Distributed Systems and Consensus

Source: Lamport, Shostak & Pease, “The Byzantine Generals Problem,” 1982; Gilbert & Lynch, CAP theorem proof, 2002

Finding

The Byzantine Generals Problem: how can distributed nodes reach agreement when some may be faulty or malicious? Proof: consensus is possible if and only if fewer than one-third of nodes are Byzantine. The CAP theorem states a distributed system cannot simultaneously guarantee Consistency, Availability, and Partition tolerance. In the presence of a partition (inevitable in real networks), you must choose between consistency and availability. This is a proved impossibility result, not a design preference. Practical BFT was advanced by Castro and Liskov (OSDI, 1999).

Pattern Mapping

Honesty — Byzantine fault tolerance is the formal study of achieving honest consensus when some participants lie. The one-third bound is structural: below it, consensus is achievable; above it, no protocol can distinguish truth from fabrication.

Humility — The CAP theorem enforces humility on system designers. You cannot have everything. Any system claiming all three in the presence of partitions is either wrong or redefining terms.

Alignment — Consistency IS alignment across distributed participants: what each node claims is the state matches what every other node claims.

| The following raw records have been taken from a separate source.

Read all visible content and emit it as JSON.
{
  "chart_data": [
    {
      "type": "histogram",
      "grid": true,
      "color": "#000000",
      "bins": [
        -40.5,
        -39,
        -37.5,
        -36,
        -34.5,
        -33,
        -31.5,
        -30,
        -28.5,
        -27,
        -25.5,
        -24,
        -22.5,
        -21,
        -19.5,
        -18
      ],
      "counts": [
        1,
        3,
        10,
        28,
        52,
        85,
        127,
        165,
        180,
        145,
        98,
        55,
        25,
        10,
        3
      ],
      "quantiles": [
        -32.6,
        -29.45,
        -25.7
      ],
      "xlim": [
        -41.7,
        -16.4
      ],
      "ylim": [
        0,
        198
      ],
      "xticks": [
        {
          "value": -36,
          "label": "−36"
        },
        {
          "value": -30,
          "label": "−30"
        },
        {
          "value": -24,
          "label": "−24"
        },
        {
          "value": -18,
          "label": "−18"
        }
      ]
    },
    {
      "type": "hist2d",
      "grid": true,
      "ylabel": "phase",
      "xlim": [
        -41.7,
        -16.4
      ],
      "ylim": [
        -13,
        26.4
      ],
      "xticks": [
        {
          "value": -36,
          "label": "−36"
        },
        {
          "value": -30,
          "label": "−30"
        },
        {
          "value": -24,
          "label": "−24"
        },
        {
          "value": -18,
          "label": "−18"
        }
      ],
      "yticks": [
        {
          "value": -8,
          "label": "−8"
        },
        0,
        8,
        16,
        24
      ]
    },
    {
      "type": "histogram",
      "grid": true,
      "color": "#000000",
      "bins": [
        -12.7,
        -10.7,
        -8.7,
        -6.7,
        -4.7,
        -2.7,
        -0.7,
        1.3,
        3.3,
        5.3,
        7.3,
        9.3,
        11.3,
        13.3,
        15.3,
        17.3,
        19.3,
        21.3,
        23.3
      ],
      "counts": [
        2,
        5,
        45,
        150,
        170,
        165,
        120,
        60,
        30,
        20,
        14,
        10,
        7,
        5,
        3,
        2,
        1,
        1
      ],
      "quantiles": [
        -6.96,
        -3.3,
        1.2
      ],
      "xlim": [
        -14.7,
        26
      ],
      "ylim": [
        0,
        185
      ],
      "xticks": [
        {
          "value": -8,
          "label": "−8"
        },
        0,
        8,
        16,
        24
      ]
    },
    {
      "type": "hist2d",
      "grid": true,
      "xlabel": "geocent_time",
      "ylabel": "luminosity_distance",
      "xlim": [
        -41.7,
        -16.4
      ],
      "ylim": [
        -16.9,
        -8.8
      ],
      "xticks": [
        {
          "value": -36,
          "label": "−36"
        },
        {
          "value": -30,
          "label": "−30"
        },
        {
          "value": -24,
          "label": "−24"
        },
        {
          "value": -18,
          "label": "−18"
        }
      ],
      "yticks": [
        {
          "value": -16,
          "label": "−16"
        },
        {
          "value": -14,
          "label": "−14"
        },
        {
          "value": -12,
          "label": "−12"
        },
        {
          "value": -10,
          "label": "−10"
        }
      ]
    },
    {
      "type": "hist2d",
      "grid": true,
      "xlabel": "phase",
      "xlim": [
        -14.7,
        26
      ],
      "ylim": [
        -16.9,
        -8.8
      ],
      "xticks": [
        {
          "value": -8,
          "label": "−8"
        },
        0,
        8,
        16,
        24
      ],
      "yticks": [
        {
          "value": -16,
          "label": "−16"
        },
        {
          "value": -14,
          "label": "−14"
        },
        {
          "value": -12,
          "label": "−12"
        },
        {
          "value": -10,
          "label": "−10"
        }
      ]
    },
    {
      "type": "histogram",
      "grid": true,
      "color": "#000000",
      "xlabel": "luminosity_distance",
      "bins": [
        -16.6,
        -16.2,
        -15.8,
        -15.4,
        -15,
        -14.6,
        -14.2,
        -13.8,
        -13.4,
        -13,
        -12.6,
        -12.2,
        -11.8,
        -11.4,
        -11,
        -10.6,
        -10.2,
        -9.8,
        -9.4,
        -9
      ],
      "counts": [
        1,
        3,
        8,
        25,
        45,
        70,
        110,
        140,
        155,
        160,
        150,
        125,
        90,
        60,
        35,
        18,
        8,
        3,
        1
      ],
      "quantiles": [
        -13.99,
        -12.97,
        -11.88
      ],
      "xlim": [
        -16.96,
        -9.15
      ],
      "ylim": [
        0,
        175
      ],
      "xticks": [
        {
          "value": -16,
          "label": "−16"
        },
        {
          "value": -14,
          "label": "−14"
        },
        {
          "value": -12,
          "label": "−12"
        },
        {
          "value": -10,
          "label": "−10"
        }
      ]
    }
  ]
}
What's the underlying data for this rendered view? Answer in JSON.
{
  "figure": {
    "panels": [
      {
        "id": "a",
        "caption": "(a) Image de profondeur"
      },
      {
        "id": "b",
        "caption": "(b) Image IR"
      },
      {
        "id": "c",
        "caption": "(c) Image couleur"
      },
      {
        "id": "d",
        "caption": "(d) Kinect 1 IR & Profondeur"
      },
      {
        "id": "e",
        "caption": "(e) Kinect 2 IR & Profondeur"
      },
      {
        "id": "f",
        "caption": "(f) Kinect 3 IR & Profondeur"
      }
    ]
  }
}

Non-fabrication — In Byzantine systems, faulty nodes fabricate messages. The entire field is about building systems where fabrication by a minority cannot corrupt the majority’s consensus.

Connections

Status

Lamport et al. (1982) is foundational. CAP proof by Gilbert and Lynch (2002). See Kleppmann, Designing Data-Intensive Applications (2017). The characterization as structural honesty is this project’s interpretation.


The mapping to the five properties is this project’s structural interpretation.